Como define a ONG Artigo 19, de defesa do direito à liberdade de expressão e acesso à informação, há “uma política de Estado de hostilidade à imprensa, já que é feita de maneira sistemática, regular, pelo próprio presidente”.

O mesmo jornalista que foi alvo neste domingo já havia sido no fim do ano passado. Ao questionar Bolsonaro sobre o que ele achava que deveria acontecer se o filho dele tivesse cometido algum deslize, Bolsonaro disparou: “Você tem uma cara de homossexual terrível. Nem por isso eu te acuso de ser homossexual. Se bem que não é crime ser homossexual”.

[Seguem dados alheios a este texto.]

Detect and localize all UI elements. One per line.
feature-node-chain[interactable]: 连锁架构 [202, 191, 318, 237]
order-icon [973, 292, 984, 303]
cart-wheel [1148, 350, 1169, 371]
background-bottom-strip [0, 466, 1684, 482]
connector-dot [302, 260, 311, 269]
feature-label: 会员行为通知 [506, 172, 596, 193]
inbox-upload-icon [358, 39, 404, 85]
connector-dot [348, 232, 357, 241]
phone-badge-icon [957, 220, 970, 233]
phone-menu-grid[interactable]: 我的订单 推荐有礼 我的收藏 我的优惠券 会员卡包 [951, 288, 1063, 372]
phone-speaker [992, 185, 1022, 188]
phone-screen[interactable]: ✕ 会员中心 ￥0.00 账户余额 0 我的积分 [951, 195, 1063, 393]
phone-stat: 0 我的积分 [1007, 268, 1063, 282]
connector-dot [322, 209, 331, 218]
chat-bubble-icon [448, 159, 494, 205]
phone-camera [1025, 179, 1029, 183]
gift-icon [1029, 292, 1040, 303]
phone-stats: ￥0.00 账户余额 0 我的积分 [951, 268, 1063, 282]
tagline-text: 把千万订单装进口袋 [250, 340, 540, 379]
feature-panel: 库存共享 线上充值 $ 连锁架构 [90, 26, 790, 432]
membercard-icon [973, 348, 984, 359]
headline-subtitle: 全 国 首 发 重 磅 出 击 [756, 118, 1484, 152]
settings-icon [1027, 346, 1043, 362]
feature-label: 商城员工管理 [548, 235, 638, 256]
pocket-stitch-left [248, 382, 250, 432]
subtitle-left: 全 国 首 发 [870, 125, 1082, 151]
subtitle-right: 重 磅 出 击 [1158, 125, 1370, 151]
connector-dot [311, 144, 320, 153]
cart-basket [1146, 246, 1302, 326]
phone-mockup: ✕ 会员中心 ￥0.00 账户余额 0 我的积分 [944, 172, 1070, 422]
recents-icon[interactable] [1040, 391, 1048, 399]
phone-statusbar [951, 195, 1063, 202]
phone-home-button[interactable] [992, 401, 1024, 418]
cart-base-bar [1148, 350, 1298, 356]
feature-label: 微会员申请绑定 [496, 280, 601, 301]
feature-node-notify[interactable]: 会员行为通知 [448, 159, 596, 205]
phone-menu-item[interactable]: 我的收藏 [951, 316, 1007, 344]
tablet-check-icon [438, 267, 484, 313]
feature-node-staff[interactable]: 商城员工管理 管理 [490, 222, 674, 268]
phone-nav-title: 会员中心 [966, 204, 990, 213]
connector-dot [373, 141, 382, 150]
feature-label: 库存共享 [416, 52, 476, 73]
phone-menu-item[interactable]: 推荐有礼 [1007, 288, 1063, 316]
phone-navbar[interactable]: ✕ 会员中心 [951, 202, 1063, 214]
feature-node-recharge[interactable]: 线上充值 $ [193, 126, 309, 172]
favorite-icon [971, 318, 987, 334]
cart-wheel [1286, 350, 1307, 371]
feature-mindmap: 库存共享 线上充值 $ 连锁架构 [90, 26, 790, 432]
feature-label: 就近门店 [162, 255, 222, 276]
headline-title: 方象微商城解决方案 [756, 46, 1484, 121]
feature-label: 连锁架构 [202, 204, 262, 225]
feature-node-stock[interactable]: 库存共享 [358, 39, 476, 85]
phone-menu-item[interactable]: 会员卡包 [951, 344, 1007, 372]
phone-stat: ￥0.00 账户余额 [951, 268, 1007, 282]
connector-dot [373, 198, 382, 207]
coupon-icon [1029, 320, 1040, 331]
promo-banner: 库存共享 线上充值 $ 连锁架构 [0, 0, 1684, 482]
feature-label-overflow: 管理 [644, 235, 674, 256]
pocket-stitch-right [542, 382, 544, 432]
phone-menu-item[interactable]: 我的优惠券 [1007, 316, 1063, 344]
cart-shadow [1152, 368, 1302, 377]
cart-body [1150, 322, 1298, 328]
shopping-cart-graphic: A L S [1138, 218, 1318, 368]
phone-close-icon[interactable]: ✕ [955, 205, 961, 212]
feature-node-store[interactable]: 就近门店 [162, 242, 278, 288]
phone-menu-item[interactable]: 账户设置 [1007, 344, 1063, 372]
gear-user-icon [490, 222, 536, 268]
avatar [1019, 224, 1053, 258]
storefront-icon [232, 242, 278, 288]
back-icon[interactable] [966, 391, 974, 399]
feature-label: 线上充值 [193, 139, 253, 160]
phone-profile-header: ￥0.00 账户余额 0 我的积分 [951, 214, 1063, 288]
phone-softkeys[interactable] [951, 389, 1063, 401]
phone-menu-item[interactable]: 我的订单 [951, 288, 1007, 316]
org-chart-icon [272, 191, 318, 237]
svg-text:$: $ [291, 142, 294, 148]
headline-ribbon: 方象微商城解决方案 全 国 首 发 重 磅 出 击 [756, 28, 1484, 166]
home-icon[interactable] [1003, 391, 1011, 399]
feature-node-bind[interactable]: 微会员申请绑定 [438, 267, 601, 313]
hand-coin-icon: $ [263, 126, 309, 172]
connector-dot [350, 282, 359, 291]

Na mesma entrevista, o repórter perguntou sobre o empréstimo que ele disse ter feito a Queiroz, e ele respondeu: “Porra rapaz, pergunta para sua mãe o comprovante que ela deu para o seu pai, tá certo? Pelo amor de Deus. Comprovante, querem comprovante de tudo”.

Sim, é preciso, comprovar, senhor presidente.

É preciso prestar contas. É preciso ser transparente. Além do comportamento hostil, há o ataque sistemático à transparência. Faz parte da atribuição do cargo prestar contas. Em vez de responder, o presidente acusou o sistema Globo de perseguição.

No Palácio do Planalto, o problema não foi visto pela ótica da incompatibilidade do cargo com a ameaça de agressão física e o desrespeito à transparência. O culpado para o ministro do Gabinete de Segurança Institucional (GSI), Augusto Heleno, segundo relato feito à coluna do Lauro Jardim, é a segurança. Isso, “bastaria que que a segurança afastasse Bolsonaro de jornalistas quando perguntas incômodas fossem feitas”.

A população continuaria, como já está, sem resposta. Pelo menos, podemos perguntar. Como insistir neste direito de questionar não custa, a rede social em que o presidente gosta de fazer anúncios foi invadida pela pergunta:

Presidente @jairbolsonaro, por que sua esposa Michelle recebeu R$ 89 mil de Fabrício Queiroz?

Um levantamento feito pelo pesquisador Fábio Malini, da Universidade Federal do Espírito Santo (Ufes), mostrou que a cada 40 segundos, foram gerados mil tweets com a pergunta. Foram mais de 1 milhão de mensagens únicas com o questionamento.

Bolsonaro também precisa esclarecer qual valor foi depositado por Queiroz a Michelle, se ele tinha conhecimento sobre o esquema de “rachadinha” e por que Queiroz estava no sítio do então advogado da família, Frederick Wassef, quando foi preso.

Há perguntas em aberto e nós, jornalistas, não vamos deixar de fazê-las.